Angela and David are members of one of over 70 local history groups working with the MACE Heritage lottery funded project called Full Circle. The Full Circle project helps preserve original films and make them accessible to the local community by copying them onto DVD. David and Angela first had the idea of celebrating the past May Day events when they held an exhibition last year of old photographs. James Green a local man donated his May Day films and other films to the history group, and these rare films were preserved and copied by MACE and screened at Saturday’s event.
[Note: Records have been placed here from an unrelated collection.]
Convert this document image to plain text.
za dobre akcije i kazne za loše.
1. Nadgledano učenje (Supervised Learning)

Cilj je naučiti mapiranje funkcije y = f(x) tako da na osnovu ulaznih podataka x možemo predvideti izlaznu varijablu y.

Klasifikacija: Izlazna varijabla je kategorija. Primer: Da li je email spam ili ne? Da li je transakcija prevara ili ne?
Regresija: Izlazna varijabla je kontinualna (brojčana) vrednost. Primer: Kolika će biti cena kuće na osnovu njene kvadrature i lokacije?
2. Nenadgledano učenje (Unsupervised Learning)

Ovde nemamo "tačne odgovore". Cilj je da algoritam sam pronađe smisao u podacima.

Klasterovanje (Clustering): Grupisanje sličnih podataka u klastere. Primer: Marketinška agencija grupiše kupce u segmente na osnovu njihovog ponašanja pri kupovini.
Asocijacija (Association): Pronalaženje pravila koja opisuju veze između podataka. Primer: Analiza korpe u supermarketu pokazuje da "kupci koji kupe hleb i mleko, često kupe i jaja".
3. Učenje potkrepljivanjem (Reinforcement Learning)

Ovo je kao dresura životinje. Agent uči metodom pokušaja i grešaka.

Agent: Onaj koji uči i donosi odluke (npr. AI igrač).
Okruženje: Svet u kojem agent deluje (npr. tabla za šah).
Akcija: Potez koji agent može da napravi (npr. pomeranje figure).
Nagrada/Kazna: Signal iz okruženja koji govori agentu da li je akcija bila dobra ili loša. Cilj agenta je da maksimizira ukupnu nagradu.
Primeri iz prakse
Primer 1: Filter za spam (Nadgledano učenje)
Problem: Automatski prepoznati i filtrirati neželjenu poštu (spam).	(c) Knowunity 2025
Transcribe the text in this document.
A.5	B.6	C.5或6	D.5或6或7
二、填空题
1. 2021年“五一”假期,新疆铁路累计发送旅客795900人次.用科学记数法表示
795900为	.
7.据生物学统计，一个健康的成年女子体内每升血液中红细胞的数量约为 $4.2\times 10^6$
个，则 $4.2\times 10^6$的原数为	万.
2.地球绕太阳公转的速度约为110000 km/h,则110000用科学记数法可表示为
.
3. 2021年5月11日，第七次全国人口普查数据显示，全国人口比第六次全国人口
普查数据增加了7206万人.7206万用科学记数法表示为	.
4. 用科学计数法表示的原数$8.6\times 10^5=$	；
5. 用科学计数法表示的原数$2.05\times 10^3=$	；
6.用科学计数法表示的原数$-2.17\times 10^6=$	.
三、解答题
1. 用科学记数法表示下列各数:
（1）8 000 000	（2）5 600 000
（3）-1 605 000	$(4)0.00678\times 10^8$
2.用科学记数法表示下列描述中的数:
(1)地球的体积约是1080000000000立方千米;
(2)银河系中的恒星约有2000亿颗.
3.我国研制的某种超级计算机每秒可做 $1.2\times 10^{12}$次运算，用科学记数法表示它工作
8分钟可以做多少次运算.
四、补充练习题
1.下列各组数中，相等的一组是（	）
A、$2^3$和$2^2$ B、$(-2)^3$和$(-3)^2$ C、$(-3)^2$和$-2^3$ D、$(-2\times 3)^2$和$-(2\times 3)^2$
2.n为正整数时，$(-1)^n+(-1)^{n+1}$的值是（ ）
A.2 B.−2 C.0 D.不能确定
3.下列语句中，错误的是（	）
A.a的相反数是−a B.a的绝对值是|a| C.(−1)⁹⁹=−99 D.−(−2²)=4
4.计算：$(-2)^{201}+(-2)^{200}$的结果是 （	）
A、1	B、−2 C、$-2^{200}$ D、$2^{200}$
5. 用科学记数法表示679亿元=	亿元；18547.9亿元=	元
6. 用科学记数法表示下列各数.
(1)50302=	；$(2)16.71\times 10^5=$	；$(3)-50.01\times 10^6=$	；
David was a radio engineer at the BBC when Daventry was the radio transmitter base for broadcasting until it all closed down in the 1990s. In 1925 the newly created BBC constructed a broadcasting station on Borough Hill just outside the town. Daventry was chosen because it was the point of maximum contact with the land mass of England and Wales. From 1932 the BBC Empire Service (now the BBC World Service) was broadcast from there. David found some old footage of the last poignant day when the whole plant was closed down and many people at the film screening on Saturday recognised their younger selves on screen.
Many local people saw themselves up on the big screen on Saturday – ex employees of the BBC, ladies who ran in the Rugby to Daventry Ladies Run, and ex May Day queens from many years ago.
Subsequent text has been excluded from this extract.